— Ах, брат, дорогой брат! Что вы собираетесь мне сказать? — ответила ему госпожа де Миран, заливаясь слезами почти так же, как я.— Покончим, прошу вас, покончим с этим. Мне так горько, что больше я не могу об этом слышать. Да, я беру на себя заботы о Марианне, она всегда будет мне дорога, можете в этом не сомневаться,— сейчас вы дали ей права над моим сердцем — вечные права. И вот все уже сказано, не надо больше говорить об этом, вы же видите, как нам всем тяжело; довольно, дорогой брат, разве вам можно говорить так долго? Вы уже устали. Как вы себя чувствуете?
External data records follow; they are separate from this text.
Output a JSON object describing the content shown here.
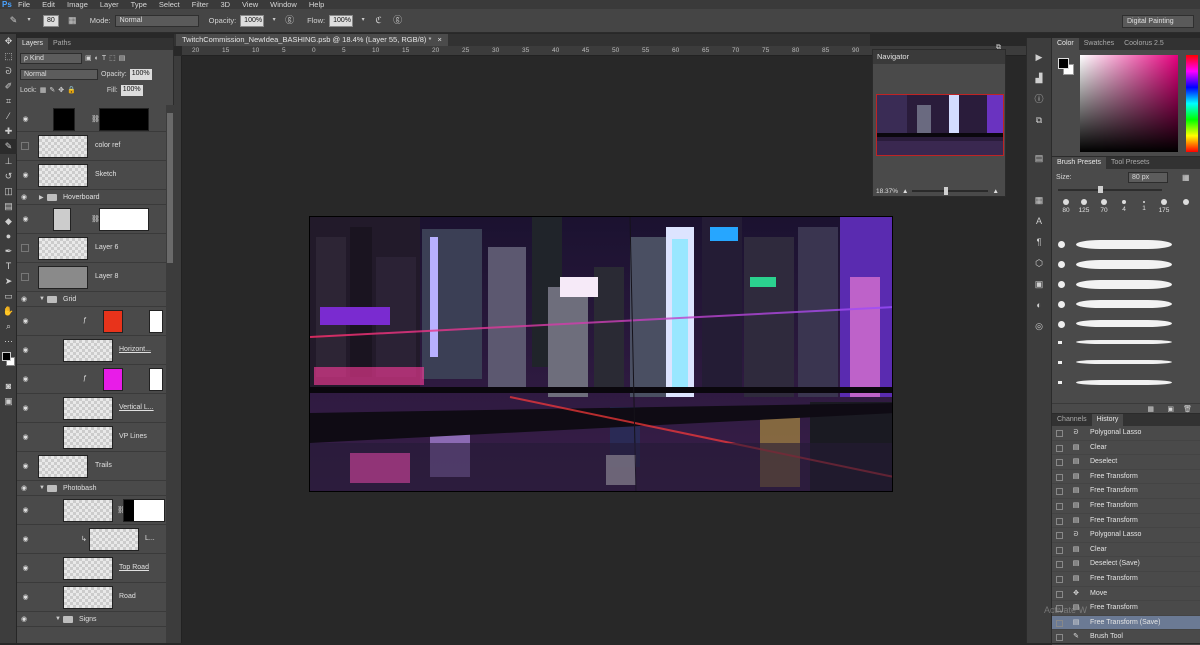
{
  "menubar": {
    "logo": "Ps",
    "items": [
      "File",
      "Edit",
      "Image",
      "Layer",
      "Type",
      "Select",
      "Filter",
      "3D",
      "View",
      "Window",
      "Help"
    ]
  },
  "options": {
    "size": "80",
    "mode_label": "Mode:",
    "mode_value": "Normal",
    "opacity_label": "Opacity:",
    "opacity_value": "100%",
    "flow_label": "Flow:",
    "flow_value": "100%",
    "workspace": "Digital Painting"
  },
  "layers_panel": {
    "tabs": [
      "Layers",
      "Paths"
    ],
    "filter": "ρ Kind",
    "blend_mode": "Normal",
    "opacity_label": "Opacity:",
    "opacity_value": "100%",
    "lock_label": "Lock:",
    "fill_label": "Fill:",
    "fill_value": "100%",
    "rows": {
      "color_ref": "color ref",
      "sketch": "Sketch",
      "hoverboard": "Hoverboard",
      "layer6": "Layer 6",
      "layer8": "Layer 8",
      "grid": "Grid",
      "horizont": "Horizont...",
      "vertical": "Vertical L...",
      "vp_lines": "VP Lines",
      "trails": "Trails",
      "photobash": "Photobash",
      "l_layer": "L...",
      "top_road": "Top Road",
      "road": "Road",
      "signs": "Signs"
    }
  },
  "document": {
    "tab_title": "TwitchCommission_NewIdea_BASHING.psb @ 18.4% (Layer 55, RGB/8) *",
    "ruler_ticks": [
      "20",
      "15",
      "10",
      "5",
      "0",
      "5",
      "10",
      "15",
      "20",
      "25",
      "30",
      "35",
      "40",
      "45",
      "50",
      "55",
      "60",
      "65",
      "70",
      "75",
      "80",
      "85",
      "90"
    ]
  },
  "navigator": {
    "title": "Navigator",
    "zoom": "18.37%"
  },
  "color_panel": {
    "tabs": [
      "Color",
      "Swatches",
      "Coolorus 2.5"
    ],
    "foreground": "#000000",
    "background": "#ffffff"
  },
  "brush_panel": {
    "tabs": [
      "Brush Presets",
      "Tool Presets"
    ],
    "size_label": "Size:",
    "size_value": "80 px",
    "tip_sizes": [
      "80",
      "125",
      "70",
      "4",
      "1",
      "175"
    ]
  },
  "history_panel": {
    "tabs": [
      "Channels",
      "History"
    ],
    "items": [
      "Polygonal Lasso",
      "Clear",
      "Deselect",
      "Free Transform",
      "Free Transform",
      "Free Transform",
      "Free Transform",
      "Polygonal Lasso",
      "Clear",
      "Deselect (Save)",
      "Free Transform",
      "Move",
      "Free Transform",
      "Free Transform (Save)",
      "Brush Tool"
    ],
    "selected_index": 13
  },
  "watermark": "Activate W"
}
— Чувствую, что скоро предстану перед господом,— ответил он.— Я умираю, сестра. Прощайте, отец мой! Поминайте меня в своих святых молитвах — вы ведь знаете, как я нуждаюсь в них.
С трудом выговорив эти слова, он сразу же впал в беспамятство и был так слаб, что казалось, вот-вот испустит дух.
Тут явились двое врачей. Монах ушел. Вальвилю и мне велели выйти, пока будут пытаться помочь больному. Госпожа де Миран пожелала остаться, а мы перешли в залу, где нашли близкого друга господина де Клималя и двух его родственниц, только что прибывших.
Вальвиль не пустил их в спальню, сказав, что больной без сознания и надо подождать, как будет дальше; допущен был только приехавший при нас аббат, духовник умирающего.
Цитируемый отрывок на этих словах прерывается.